District Court Dismisses Longstanding RESPA Suit In Favor of Real Estate Closing Law Firm
The U.S. District Court for the Western District of Kentucky recently dismissed a CFPB lawsuit against a real estate closing law firm brought under anti-kickback provisions of RESPA, finding that the law firm qualified for a safe harbor provision that exempts certain affiliated business arrangements from liability under the Act.
The law firm was frequently hired by lenders to prepare real estate conveyance and mortgage documents, and to conduct real estate closings. In 2006, the law firm established joint ventures with several real estate title insurance companies, and began referring borrowers to these affiliated title companies when closing mortgage transactions. In each instance, the relationship between the law firm and the referred affiliate title company was disclosed to borrowers and buyers at closing, who were also informed that they were not obligated to purchase title insurance from the affiliate title company.
The CFPB filed suit against the law firm in October 2013, alleging violations of Section 8(a) of RESPA, which prohibits the giving of any “thing of value” in exchange for referrals in connection with the provision of a real estate settlement service involving a federally-related mortgage loan. Upon learning that it was being investigated for potential violations of RESPA’s anti-kickback provision, the law firm ceased the referral practices and dissolved the affiliated title companies.
Finding that the CFPB had adequately shown the elements of RESPA Section 8(a)—the payment of a thing of value, made pursuant to an agreement to refer settlement business, and an actual referral—the Court considered whether the law firm had satisfied the elements of RESPA’s safe harbor provision for affiliated business arrangements. This safe harbor, under RESPA Section 8(c)(4), applies where (1) the subject business arrangement has been disclosed to the consumer, (2) the consumer is not required to use the referred settlement service provider, and (3) the only thing of value exchanged pursuant to the arrangement is “a return on the ownership interest or franchise relationship.”
The Court found that the safe harbor did apply. First, the law firm had given customers timely and accurate disclosures of the affiliated business arrangement by disclosing at the time of closing that the law firm held a relationship with the title insurance agency and would receive a commission.

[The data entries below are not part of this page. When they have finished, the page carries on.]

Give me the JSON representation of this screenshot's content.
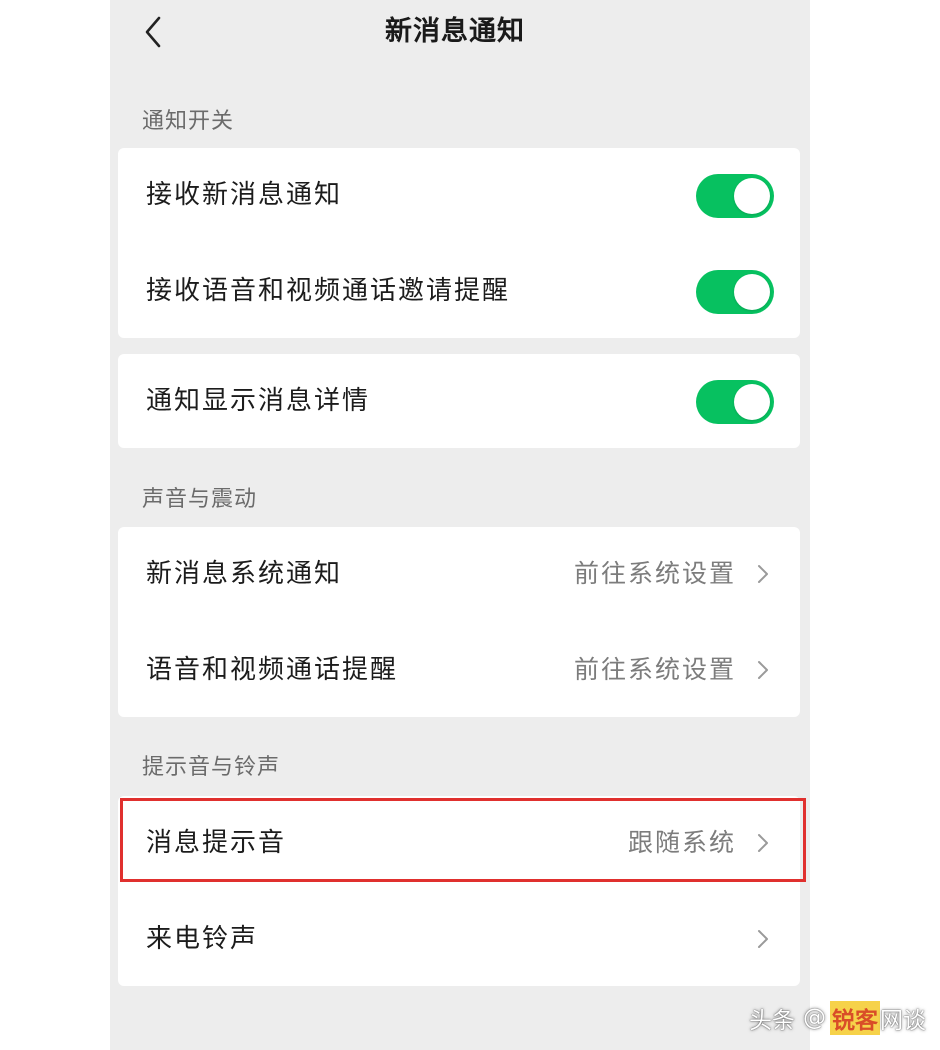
{
  "nav": {
    "title": "新消息通知",
    "back_icon": "chevron-left-icon"
  },
  "sections": {
    "notify_switch": {
      "header": "通知开关",
      "items": [
        {
          "label": "接收新消息通知",
          "toggle_on": true
        },
        {
          "label": "接收语音和视频通话邀请提醒",
          "toggle_on": true
        }
      ],
      "detail_item": {
        "label": "通知显示消息详情",
        "toggle_on": true
      }
    },
    "sound_vibration": {
      "header": "声音与震动",
      "items": [
        {
          "label": "新消息系统通知",
          "value": "前往系统设置"
        },
        {
          "label": "语音和视频通话提醒",
          "value": "前往系统设置"
        }
      ]
    },
    "ringtones": {
      "header": "提示音与铃声",
      "items": [
        {
          "label": "消息提示音",
          "value": "跟随系统",
          "highlighted": true
        },
        {
          "label": "来电铃声",
          "value": ""
        }
      ]
    }
  },
  "watermark": {
    "source": "头条",
    "at": "@",
    "brand": "锐客",
    "suffix": "网谈"
  },
  "colors": {
    "toggle_on": "#07c160",
    "page_bg": "#ededed",
    "highlight_border": "#e0302e"
  }
}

Second, customers were adequately informed that they were not required to use the recommended title insurance company, and that other title insurance agencies were available in the marketplace. Third, the only “thing of value” exchanged between the law firm and its affiliated title insurance companies was income distributions calculated from the respective ownership interests of the members.
Finding that there was no genuine dispute of material fact that the law firm and affiliate title insurance companies qualified as an affiliated business relationship under Section 8(c)(4)’s safe harbor provision, the Court granted the law firm’s motion for summary judgment and dismissed the suit.
The case is CFPB v. Borders & Borders, et al., No. 3:13-CV-01047.